Nvidia finance aussi les fournisseurs de cloud spécialisés dans l’IA. CoreWeave a reçu 2 milliards de dollars de Nvidia en janvier, et Nebius un montant équivalent en mars. En injectant des capitaux dans ces jeunes entreprises, Nvidia leur donne les moyens d’acheter des dizaines de milliers de ses processeurs graphiques, a indiqué à CNBC l’analyste Naveen Chhabra, du cabinet Forrester. Nvidia a aussi investi au moins 6,5 milliards de dollars, environ 5,6 milliards d'euros, depuis mars dans des entreprises de technologies photoniques. Ces technologies remplacent l’électricité par la lumière pour transmettre des données. Lumentum, Coherent et Marvell ont chacune reçu 2 milliards de dollars, environ 1,7 milliard d'euros, de la part de Nvidia. D’après Naveen Chhabra, Nvidia utilise ces participations pour maintenir les outils et les protocoles de ses partenaires calés sur son architecture. Un changement vers les accélérateurs concurrents d’AMD coûterait donc plus cher à ces entreprises.
Nvidia a par ailleurs annoncé, le 3 septembre, le rachat de Hugging Face pour 12,9 milliards de dollars, environ 11,1 milliards d'euros. Cette plateforme rassemble des modèles et des outils d’intelligence artificielle open source.
Contrairement aux participations minoritaires détaillées plus haut, Nvidia obtient ici le contrôle direct d'une infrastructure logicielle jusque-là indépendante. Dans son rapport financier du 26 juillet, Nvidia a indiqué agir pour « améliorer ses opportunités de croissance, développer son écosystème et renforcer sa position concurrentielle ».
Selon Ian Fogg, directeur de recherche chez CCS Insight, la pérennité de Nvidia dépend de la prospérité de ses clients et de ses partenaires. Avec ces participations, Nvidia donne à ces derniers les moyens d’innover. L’entreprise gagne aussi un droit de regard sur leurs choix technologiques, qu’elle peut orienter vers les siens, précise CNBC.

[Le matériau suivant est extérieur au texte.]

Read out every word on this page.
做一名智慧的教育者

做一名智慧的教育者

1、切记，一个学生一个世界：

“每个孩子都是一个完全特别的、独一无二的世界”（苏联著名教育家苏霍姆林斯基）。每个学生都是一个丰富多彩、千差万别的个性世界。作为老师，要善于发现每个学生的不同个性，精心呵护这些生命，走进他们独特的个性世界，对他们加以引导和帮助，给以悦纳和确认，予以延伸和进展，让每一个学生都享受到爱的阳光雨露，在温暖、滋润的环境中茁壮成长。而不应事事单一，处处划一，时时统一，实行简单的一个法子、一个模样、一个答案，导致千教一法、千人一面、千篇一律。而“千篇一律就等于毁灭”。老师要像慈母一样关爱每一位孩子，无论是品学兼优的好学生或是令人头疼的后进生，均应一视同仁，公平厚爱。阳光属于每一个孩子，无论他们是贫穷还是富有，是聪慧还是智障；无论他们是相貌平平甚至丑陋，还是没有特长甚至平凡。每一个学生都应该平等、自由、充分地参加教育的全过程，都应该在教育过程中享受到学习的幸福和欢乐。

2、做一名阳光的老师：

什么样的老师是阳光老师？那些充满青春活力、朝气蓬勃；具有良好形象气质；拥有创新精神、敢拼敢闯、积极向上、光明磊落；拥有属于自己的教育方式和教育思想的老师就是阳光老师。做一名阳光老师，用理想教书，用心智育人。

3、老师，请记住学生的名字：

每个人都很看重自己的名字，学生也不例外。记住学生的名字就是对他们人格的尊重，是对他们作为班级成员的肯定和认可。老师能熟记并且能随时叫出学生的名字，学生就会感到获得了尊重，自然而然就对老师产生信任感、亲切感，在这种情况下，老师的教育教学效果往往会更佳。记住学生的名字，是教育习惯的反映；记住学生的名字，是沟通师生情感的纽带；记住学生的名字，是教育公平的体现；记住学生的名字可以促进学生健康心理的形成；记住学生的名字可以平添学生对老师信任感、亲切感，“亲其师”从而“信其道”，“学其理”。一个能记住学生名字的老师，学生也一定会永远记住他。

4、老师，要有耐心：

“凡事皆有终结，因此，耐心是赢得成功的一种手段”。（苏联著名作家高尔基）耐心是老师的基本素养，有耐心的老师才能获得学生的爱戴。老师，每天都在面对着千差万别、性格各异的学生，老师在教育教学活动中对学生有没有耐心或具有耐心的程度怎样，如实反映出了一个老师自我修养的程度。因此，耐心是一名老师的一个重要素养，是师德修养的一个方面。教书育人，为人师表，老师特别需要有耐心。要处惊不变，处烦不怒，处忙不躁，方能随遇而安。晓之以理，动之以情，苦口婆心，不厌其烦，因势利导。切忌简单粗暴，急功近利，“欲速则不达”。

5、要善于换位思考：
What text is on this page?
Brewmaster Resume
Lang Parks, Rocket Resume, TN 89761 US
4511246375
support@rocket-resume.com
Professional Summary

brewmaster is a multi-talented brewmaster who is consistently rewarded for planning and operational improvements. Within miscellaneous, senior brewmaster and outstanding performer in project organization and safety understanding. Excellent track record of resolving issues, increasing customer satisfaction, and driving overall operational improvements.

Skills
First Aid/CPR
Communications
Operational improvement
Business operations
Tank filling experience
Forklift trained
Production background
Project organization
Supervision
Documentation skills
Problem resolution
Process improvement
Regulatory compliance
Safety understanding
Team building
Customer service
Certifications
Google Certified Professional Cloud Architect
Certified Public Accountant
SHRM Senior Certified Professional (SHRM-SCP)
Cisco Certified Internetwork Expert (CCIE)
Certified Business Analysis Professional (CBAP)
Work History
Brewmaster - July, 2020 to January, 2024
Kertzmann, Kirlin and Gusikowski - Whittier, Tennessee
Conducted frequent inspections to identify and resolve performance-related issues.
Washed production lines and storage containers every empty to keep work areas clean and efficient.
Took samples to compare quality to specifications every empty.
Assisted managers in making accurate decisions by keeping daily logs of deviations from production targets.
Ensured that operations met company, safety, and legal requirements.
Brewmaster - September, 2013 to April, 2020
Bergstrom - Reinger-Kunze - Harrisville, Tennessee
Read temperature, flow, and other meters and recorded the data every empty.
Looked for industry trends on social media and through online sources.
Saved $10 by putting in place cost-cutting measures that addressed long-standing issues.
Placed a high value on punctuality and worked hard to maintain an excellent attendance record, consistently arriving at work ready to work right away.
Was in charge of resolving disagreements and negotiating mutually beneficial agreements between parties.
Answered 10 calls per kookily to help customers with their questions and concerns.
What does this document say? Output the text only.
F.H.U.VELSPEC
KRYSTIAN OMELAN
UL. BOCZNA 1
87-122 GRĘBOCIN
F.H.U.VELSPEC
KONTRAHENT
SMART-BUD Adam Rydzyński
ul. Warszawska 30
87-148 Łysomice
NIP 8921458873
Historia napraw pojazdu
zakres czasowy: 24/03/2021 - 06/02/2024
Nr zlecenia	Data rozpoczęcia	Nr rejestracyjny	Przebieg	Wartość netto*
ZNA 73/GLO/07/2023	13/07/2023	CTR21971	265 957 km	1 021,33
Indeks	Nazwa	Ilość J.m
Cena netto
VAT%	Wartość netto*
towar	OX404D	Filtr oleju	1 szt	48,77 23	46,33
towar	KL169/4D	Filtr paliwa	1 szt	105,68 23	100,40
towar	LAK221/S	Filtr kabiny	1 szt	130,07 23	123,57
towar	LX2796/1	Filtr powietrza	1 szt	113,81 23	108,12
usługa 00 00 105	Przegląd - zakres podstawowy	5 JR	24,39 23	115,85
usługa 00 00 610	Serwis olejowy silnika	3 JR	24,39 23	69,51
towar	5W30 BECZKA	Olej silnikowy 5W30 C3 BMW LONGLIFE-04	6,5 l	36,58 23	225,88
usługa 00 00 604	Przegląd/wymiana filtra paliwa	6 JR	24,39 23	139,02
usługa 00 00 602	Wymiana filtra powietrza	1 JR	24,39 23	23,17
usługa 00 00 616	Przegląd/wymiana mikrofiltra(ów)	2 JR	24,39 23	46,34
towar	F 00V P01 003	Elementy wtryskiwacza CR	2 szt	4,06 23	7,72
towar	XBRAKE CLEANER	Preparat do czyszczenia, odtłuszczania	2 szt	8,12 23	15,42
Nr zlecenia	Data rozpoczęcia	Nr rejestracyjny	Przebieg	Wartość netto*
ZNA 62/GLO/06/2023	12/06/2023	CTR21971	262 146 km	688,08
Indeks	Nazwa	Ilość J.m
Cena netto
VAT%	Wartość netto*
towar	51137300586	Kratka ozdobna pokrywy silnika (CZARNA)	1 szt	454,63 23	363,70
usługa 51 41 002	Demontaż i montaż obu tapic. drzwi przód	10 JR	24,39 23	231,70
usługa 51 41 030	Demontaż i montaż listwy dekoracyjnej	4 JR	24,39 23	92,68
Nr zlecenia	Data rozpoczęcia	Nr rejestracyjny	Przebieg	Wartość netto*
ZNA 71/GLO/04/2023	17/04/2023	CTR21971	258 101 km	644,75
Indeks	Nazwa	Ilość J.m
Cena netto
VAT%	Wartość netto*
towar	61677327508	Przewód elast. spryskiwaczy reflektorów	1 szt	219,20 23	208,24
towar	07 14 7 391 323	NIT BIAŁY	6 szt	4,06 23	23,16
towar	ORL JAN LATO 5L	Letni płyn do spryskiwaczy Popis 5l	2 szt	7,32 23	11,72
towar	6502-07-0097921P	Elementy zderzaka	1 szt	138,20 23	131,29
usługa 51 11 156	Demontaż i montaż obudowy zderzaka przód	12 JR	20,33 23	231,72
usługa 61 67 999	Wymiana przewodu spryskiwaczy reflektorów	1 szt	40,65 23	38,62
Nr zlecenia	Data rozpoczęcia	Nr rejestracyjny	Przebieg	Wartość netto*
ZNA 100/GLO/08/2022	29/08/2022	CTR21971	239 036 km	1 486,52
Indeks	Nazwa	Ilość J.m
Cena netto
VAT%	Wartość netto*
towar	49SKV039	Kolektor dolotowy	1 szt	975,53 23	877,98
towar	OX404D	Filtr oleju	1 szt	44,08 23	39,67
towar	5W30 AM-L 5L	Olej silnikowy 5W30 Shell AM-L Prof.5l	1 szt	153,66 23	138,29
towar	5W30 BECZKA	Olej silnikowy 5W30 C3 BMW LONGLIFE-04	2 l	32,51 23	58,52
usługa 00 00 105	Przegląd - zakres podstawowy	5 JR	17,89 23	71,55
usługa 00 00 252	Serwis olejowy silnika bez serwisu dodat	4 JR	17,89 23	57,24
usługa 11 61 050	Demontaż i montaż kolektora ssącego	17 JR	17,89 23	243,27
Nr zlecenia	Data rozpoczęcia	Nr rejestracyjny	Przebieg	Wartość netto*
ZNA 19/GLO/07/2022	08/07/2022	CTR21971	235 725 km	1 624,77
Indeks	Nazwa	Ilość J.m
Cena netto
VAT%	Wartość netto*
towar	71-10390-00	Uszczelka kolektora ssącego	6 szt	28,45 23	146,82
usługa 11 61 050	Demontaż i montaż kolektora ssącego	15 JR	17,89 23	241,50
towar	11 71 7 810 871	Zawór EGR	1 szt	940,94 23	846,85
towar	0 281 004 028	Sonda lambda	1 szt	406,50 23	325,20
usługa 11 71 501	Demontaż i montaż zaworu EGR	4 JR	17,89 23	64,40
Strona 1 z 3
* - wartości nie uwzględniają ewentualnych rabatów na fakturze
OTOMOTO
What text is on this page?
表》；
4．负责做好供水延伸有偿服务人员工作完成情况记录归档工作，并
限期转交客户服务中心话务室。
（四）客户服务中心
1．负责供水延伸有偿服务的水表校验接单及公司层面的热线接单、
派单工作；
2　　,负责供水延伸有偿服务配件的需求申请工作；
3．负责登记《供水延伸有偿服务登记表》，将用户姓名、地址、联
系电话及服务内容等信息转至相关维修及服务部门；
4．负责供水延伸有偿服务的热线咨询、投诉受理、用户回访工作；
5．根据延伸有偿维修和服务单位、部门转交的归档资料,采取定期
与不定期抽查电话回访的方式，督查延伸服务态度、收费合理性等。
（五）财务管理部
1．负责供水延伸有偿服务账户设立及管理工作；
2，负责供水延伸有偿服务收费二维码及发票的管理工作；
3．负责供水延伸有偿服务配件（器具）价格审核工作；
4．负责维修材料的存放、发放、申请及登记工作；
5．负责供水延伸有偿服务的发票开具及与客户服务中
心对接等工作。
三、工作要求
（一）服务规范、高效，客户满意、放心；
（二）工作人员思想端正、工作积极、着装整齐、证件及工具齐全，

Cette stratégie n’attire pas que des éloges. Michael Burry, rendu célèbre par le film « The Big Short », a déclaré que Nvidia « allait trop loin » en finançant et en investissant dans les clients de ses puces. Mark Cuban, ancien investisseur de l’émission « Shark Tank », a affirmé qu’il était « vraiment effrayant » de constater à quel point le boom de l’IA dépendait du financement de Nvidia « par tout le monde sans exception ».